9/11 investigator testifies in German trial
HAMBURG, Germany – Lead Sept. 11 pilot Mohamed Atta may have been involved in the plot to attack the United States earlier than is widely believed, a U.S. investigator who helped write the 9/11 Commission Report said Tuesday at the retrial of a Moroccan accused of aiding the hijackers.
The testimony by Dietrich Snell could bolster prosecutors’ contention that suicide hijackers Atta, Marwan al-Shehhi, and Ziad Jarrah and their alleged accomplice Ramzi Binalshibh formed a terrorist organization in Germany before going to Afghanistan in 1999 to train at one of Osama bin Laden’s camps.

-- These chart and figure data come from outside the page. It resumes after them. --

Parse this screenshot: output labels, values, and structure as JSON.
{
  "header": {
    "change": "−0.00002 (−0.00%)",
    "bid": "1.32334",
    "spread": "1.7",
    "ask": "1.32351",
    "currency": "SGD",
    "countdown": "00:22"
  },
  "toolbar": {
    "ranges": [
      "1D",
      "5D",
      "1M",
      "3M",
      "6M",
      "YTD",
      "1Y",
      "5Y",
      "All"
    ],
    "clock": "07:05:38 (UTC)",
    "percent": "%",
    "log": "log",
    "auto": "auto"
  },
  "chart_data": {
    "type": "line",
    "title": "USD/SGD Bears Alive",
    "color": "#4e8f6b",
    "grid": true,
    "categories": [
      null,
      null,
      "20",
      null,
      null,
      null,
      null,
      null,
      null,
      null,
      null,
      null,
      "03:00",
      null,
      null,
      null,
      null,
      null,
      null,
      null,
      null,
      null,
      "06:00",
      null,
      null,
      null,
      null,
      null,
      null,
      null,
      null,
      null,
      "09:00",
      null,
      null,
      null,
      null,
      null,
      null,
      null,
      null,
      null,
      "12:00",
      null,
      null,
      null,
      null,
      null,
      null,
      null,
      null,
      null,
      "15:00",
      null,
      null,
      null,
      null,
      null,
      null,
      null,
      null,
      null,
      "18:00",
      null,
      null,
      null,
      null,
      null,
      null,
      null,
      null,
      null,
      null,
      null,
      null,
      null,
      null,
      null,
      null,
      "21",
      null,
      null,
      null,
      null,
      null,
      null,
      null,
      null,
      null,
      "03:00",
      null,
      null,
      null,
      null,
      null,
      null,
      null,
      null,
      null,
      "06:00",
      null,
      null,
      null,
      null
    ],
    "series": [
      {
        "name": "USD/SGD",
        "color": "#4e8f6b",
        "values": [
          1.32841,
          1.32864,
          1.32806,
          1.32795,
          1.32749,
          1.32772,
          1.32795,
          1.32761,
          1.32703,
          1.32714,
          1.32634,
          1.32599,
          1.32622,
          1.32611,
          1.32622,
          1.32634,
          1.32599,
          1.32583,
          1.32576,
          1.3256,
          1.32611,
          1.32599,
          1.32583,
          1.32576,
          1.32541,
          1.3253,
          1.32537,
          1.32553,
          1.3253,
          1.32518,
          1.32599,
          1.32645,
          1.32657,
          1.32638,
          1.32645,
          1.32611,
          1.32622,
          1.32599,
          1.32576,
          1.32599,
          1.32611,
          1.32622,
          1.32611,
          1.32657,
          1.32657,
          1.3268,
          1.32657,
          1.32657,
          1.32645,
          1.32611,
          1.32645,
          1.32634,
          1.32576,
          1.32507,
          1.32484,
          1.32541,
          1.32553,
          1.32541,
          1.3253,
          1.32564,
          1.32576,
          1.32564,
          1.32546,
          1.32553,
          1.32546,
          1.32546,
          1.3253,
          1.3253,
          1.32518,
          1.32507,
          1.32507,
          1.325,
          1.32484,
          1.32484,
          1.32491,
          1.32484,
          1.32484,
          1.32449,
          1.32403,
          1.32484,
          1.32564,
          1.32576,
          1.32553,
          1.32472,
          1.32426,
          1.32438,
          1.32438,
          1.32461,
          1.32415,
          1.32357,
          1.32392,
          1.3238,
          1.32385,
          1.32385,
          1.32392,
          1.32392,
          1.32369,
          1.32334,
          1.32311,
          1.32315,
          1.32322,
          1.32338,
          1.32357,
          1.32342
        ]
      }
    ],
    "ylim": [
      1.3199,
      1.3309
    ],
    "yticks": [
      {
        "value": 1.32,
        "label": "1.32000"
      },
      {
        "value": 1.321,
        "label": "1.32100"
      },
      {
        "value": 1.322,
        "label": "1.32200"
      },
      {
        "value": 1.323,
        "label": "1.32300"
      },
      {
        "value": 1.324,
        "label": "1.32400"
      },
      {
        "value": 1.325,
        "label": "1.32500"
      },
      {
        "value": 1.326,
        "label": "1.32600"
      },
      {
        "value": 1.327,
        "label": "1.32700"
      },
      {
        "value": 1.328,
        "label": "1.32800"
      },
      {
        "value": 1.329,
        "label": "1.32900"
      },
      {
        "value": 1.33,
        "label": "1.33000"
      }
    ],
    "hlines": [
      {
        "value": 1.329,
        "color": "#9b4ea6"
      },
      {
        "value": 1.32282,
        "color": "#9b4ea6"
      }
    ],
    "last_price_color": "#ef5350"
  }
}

Mounir el Motassadeq, 30, is accused of providing logistical support to the group. He risks 15 years in prison on more than 3,000 counts of accessory to murder and membership in a terrorist organization.
Snell, a New York prosecutor who led the team of investigators behind the U.S. Sept. 11 commission’s report to Congress last year, said he had no hard evidence to back up his suspicion.
“In the report, we did point out the possibility, due to the lack of evidence of the whereabouts of Mohamed Atta, that he may have traveled to Afghanistan previously,” Snell told the panel.